The New Yorker features a lengthy story on NSA whistleblower Thomas Drake who is scheduled to appear in court next month where he will face a ten-count indictment:
According to a ten-count indictment delivered against him in April, 2010, Drake violated the Espionage Act—the 1917 statute that was used to convict Aldrich Ames, the C.I.A. officer who, in the eighties and nineties, sold U.S. intelligence to the K.G.B., enabling the Kremlin to assassinate informants. In 2007, the indictment says, Drake willfully retained top-secret defense documents that he had sworn an oath to protect, sneaking them out of the intelligence agency’s headquarters, at Fort Meade, Maryland, and taking them home, for the purpose of “unauthorized disclosure.” The aim of this scheme, the indictment says, was to leak government secrets to an unnamed newspaper reporter, who is identifiable as Siobhan Gorman, of the Baltimore Sun. Gorman wrote a prize-winning series of articles for the Sun about financial waste, bureaucratic dysfunction, and dubious legal practices in N.S.A. counterterrorism programs…
Obama, prior to his election, during his ‘change’ campaign, had pledged his support for protecting national security whistleblowers, and had done so on record. As with the rest of his promises it didn’t take him long to switch positions on this front. In fact, he has broken the record among all US presidents, one that puts him in US history as the worst president when it comes to whistleblowers, truth-telling and transparency. Think Bradley Manning. Think Jeffrey Sterling. Think James Risen. Think Pentagon’s Fahrenheit 451 revisited– burning Lt Col Anthony Shaffer’s books. Think the Grand Jury on Wikileaks. And of course, think Thomas Drake:
When President Barack Obama took office, in 2009, he championed the cause of government transparency, and spoke admiringly of whistle-blowers, whom he described as “often the best source of information about waste, fraud, and abuse in government.” But the Obama Administration has pursued leak prosecutions with a surprising relentlessness. Including the Drake case, it has been using the Espionage Act to press criminal charges in five alleged instances of national-security leaks—more such prosecutions than have occurred in all previous Administrations combined. The Drake case is one of two that Obama’s Justice Department has carried over from the Bush years.

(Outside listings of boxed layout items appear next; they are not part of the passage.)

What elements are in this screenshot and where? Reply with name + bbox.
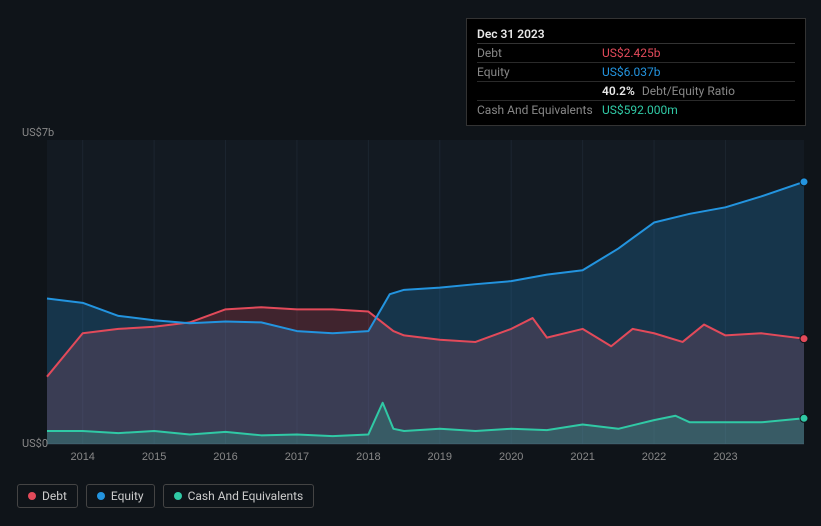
svg-text:2022: 2022 (642, 451, 666, 463)
legend-item-cash[interactable]: Cash And Equivalents (163, 484, 315, 508)
legend-item-debt[interactable]: Debt (17, 484, 78, 508)
tooltip-date: Dec 31 2023 (477, 25, 795, 44)
tooltip-cash-label: Cash And Equivalents (477, 103, 602, 117)
legend-swatch-debt (28, 492, 36, 500)
svg-text:2023: 2023 (713, 451, 737, 463)
svg-text:2017: 2017 (285, 451, 309, 463)
tooltip-ratio-label: Debt/Equity Ratio (642, 84, 735, 98)
chart-tooltip: Dec 31 2023 Debt US$2.425b Equity US$6.0… (466, 18, 806, 126)
tooltip-debt-label: Debt (477, 46, 602, 60)
svg-text:2019: 2019 (428, 451, 452, 463)
chart-legend: Debt Equity Cash And Equivalents (17, 484, 314, 508)
legend-label-cash: Cash And Equivalents (188, 489, 304, 503)
legend-label-equity: Equity (111, 489, 144, 503)
legend-swatch-equity (97, 492, 105, 500)
legend-item-equity[interactable]: Equity (86, 484, 155, 508)
tooltip-ratio-pct: 40.2% (602, 84, 635, 98)
y-axis-label-top: US$7b (22, 126, 54, 139)
svg-text:2021: 2021 (570, 451, 594, 463)
tooltip-equity-label: Equity (477, 65, 602, 79)
svg-text:2014: 2014 (70, 451, 94, 463)
svg-text:2018: 2018 (356, 451, 380, 463)
svg-text:2016: 2016 (213, 451, 237, 463)
tooltip-cash-value: US$592.000m (602, 103, 795, 117)
tooltip-debt-value: US$2.425b (602, 46, 795, 60)
legend-label-debt: Debt (42, 489, 67, 503)
y-axis-label-bottom: US$0 (22, 437, 48, 450)
legend-swatch-cash (174, 492, 182, 500)
svg-text:2020: 2020 (499, 451, 523, 463)
tooltip-ratio-empty (477, 84, 602, 98)
svg-text:2015: 2015 (142, 451, 166, 463)
tooltip-equity-value: US$6.037b (602, 65, 795, 79)
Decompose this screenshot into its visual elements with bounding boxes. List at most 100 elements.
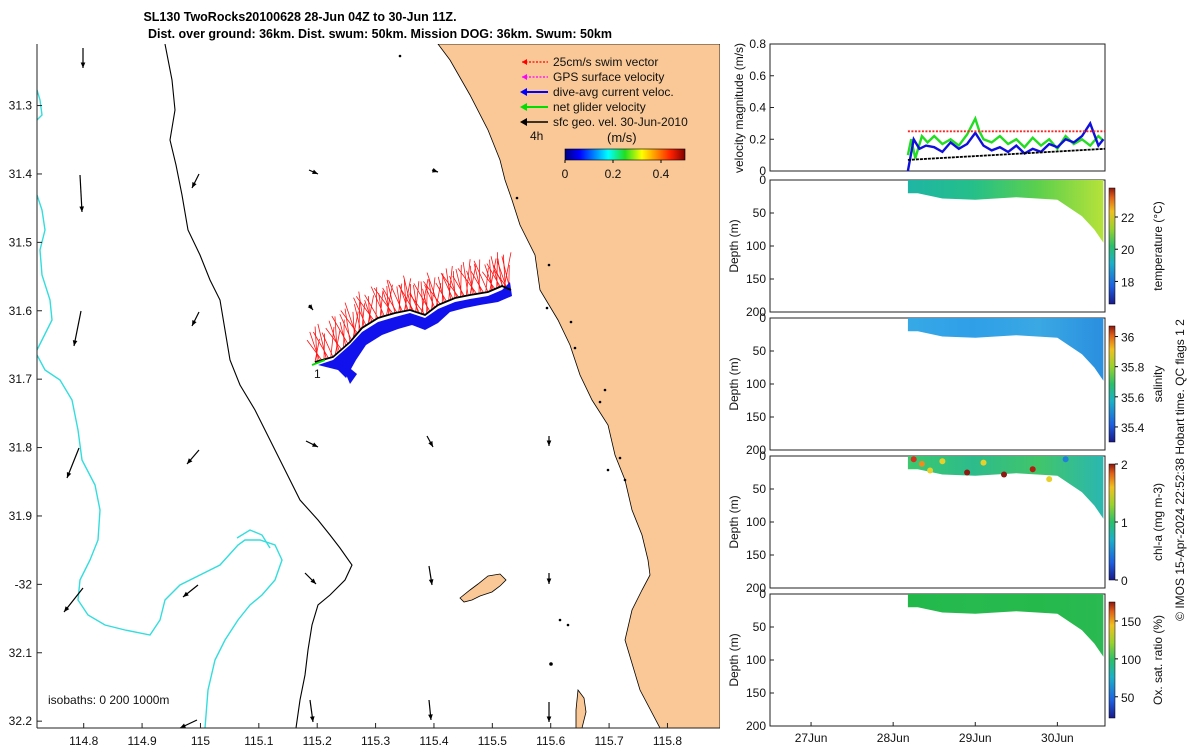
- geo-velocity-arrow: [79, 174, 85, 213]
- chl-a-sample-dot: [980, 459, 987, 466]
- isobaths-label: isobaths: 0 200 1000m: [48, 693, 169, 707]
- chl-a-sample-dot: [1029, 466, 1036, 473]
- profile-y-tick-label: 100: [746, 239, 766, 253]
- colorbar-tick-label: 36: [1121, 331, 1135, 345]
- map-x-tick-label: 114.8: [69, 734, 98, 748]
- colorbar-unit-label: (m/s): [607, 130, 637, 145]
- colorbar-tick-label: 100: [1121, 653, 1141, 667]
- velocity-y-ticks: 0 0.2 0.4 0.6 0.8: [749, 37, 774, 178]
- chart-title-line1: SL130 TwoRocks20100628 28-Jun 04Z to 30-…: [143, 10, 456, 24]
- date-tick-label: 27Jun: [795, 731, 828, 745]
- profile-section-fill: [907, 456, 1104, 519]
- map-x-tick-label: 115.8: [653, 734, 682, 748]
- profile-y-tick-label: 200: [746, 443, 766, 457]
- geo-velocity-arrow: [191, 173, 200, 189]
- geo-velocity-arrow: [309, 699, 315, 723]
- profile-section-fill: [907, 594, 1104, 657]
- velocity-series: [906, 115, 1106, 172]
- colorbar-tick-label: 35.6: [1121, 391, 1145, 405]
- profile-y-tick-label: 150: [746, 410, 766, 424]
- geo-velocity-arrow: [546, 436, 552, 446]
- geo-velocity-arrow: [426, 435, 434, 448]
- map-y-tick-label: 31.3: [9, 99, 33, 113]
- map-y-ticks: 31.3 31.4 31.5 31.6 31.7 31.8 31.9 -32 32.1 32.2: [9, 99, 42, 728]
- map-x-tick-label: 115.7: [595, 734, 624, 748]
- geostrophic-arrows: [63, 48, 552, 728]
- velocity-y-tick-label: 0.2: [749, 132, 766, 146]
- profile-colorbar: [1108, 463, 1116, 581]
- isobath-1000m-inner: [236, 529, 271, 549]
- map-x-tick-label: 114.9: [128, 734, 157, 748]
- profile-axes-box: [769, 455, 1106, 589]
- speed-colorbar: [564, 148, 686, 161]
- isobath-200m: [164, 44, 353, 728]
- profile-depth-label: Depth (m): [727, 633, 741, 686]
- map-y-tick-label: 32.2: [9, 714, 33, 728]
- velocity-ylabel: velocity magnitude (m/s): [732, 43, 746, 173]
- colorbar-tick-label: 35.8: [1121, 361, 1145, 375]
- velocity-panel: 0 0.2 0.4 0.6 0.8 velocity magnitude (m/s): [732, 37, 1106, 178]
- colorbar-tick-label: 150: [1121, 615, 1141, 629]
- map-x-tick-label: 115.6: [536, 734, 565, 748]
- dive-avg-current-ribbon: [318, 282, 512, 384]
- net-glider-velocity-arrow: [311, 359, 326, 366]
- velocity-series-sfc-geo-vel-: [907, 147, 1106, 161]
- map-y-tick-label: 31.4: [9, 167, 33, 181]
- profile-y-tick-label: 50: [753, 482, 767, 496]
- legend-label-gps-velocity: GPS surface velocity: [553, 70, 664, 84]
- geo-velocity-arrow: [428, 565, 434, 586]
- profile-variable-label: Ox. sat. ratio (%): [1151, 615, 1165, 705]
- colorbar-tick-label: 22: [1121, 211, 1135, 225]
- legend-item-gps-velocity: GPS surface velocity: [522, 70, 664, 84]
- colorbar-tick-label: 0: [1121, 574, 1128, 588]
- velocity-y-tick-label: 0.8: [749, 37, 766, 51]
- profile-y-tick-label: 150: [746, 686, 766, 700]
- legend-item-swim-vector: 25cm/s swim vector: [522, 55, 658, 69]
- profile-colorbar: [1108, 325, 1116, 443]
- profile-colorbar: [1108, 601, 1116, 719]
- map-y-tick-label: 31.6: [9, 304, 33, 318]
- chl-a-sample-dot: [964, 469, 971, 476]
- geo-velocity-arrow: [307, 304, 314, 311]
- date-tick-label: 29Jun: [959, 731, 992, 745]
- copyright-qc-text: © IMOS 15-Apr-2024 22:52:38 Hobart time.…: [1173, 319, 1187, 621]
- geo-velocity-arrow: [186, 449, 200, 465]
- map-x-tick-label: 115.1: [244, 734, 273, 748]
- geo-velocity-arrow: [428, 699, 433, 721]
- map-y-tick-label: 31.8: [9, 441, 33, 455]
- chl-a-sample-dot: [910, 456, 917, 463]
- profile-y-tick-label: 150: [746, 548, 766, 562]
- chart-title-line2: Dist. over ground: 36km. Dist. swum: 50k…: [148, 27, 612, 41]
- land-rottnest-island: [459, 573, 507, 603]
- legend-label-dive-avg-current: dive-avg current veloc.: [553, 85, 674, 99]
- date-tick-label: 30Jun: [1041, 731, 1074, 745]
- legend-item-dive-avg-current: dive-avg current veloc.: [520, 85, 674, 99]
- map-y-tick-label: 31.7: [9, 372, 33, 386]
- chl-a-sample-dot: [1062, 456, 1069, 463]
- colorbar-tick-label: 35.4: [1121, 421, 1145, 435]
- chl-a-sample-dot: [927, 467, 934, 474]
- profile-section-fill: [907, 180, 1104, 243]
- map-x-ticks: 114.8 114.9 115 115.1 115.2 115.3 115.4 115.5 11…: [69, 723, 682, 748]
- geo-velocity-arrow: [308, 169, 319, 175]
- geo-velocity-arrow: [182, 584, 199, 598]
- map-y-tick-label: 32.1: [9, 646, 33, 660]
- map-legend: 25cm/s swim vector GPS surface velocity …: [520, 55, 688, 181]
- map-x-tick-label: 115.3: [361, 734, 390, 748]
- geo-velocity-arrow: [80, 48, 86, 68]
- colorbar-tick-label: 18: [1121, 275, 1135, 289]
- map-y-tick-label: 31.5: [9, 235, 33, 249]
- map-y-tick-label: 31.9: [9, 509, 33, 523]
- coastal-rocks: [398, 54, 627, 666]
- glider-path-line: [314, 285, 512, 363]
- map-x-tick-label: 115: [191, 734, 210, 748]
- velocity-y-tick-label: 0: [759, 164, 766, 178]
- geo-velocity-arrow: [546, 702, 552, 722]
- geo-velocity-arrow: [431, 168, 439, 173]
- profile-panel-1: 0 50 100 150 200 Depth (m) 18 20 22 temperature (…: [727, 173, 1165, 319]
- geo-velocity-arrow: [66, 447, 80, 479]
- chl-a-sample-dot: [939, 458, 946, 465]
- legend-label-net-glider-velocity: net glider velocity: [553, 100, 646, 114]
- profile-y-tick-label: 200: [746, 305, 766, 319]
- profile-y-tick-label: 50: [753, 620, 767, 634]
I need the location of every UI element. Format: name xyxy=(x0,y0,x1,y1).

Gabriel Schoenfeld, a conservative political scientist at the Hudson Institute, who, in his book “Necessary Secrets” (2010), argues for more stringent protection of classified information, says, “Ironically, Obama has presided over the most draconian crackdown on leaks in our history—even more so than Nixon.”
If you ever come across a cool-aid drinking vote waster who argues against Obama being far worse than his predecessor when it comes to whistleblowing, truth-telling and transparency, please send him or her my way. I believe what I went through as a whistleblower for seven years under the Bush presidency gives me unarguable moral authority. As the most gagged woman in the history of this nation who has received two separate state secrets privilege invocations, whose right to due process via the judiciary branch has been taken away, whose case has put the United States Congress under a gag order, who has been subjected to torturous polygraph tests and having her home computer confiscated …Well, you see what I mean by my moral authority, and with that I am saying it again firmly: Obama has been far worse than Bush in cases of government whistleblowers- truth-tellers exposing government waste, fraud, abuse and criminality.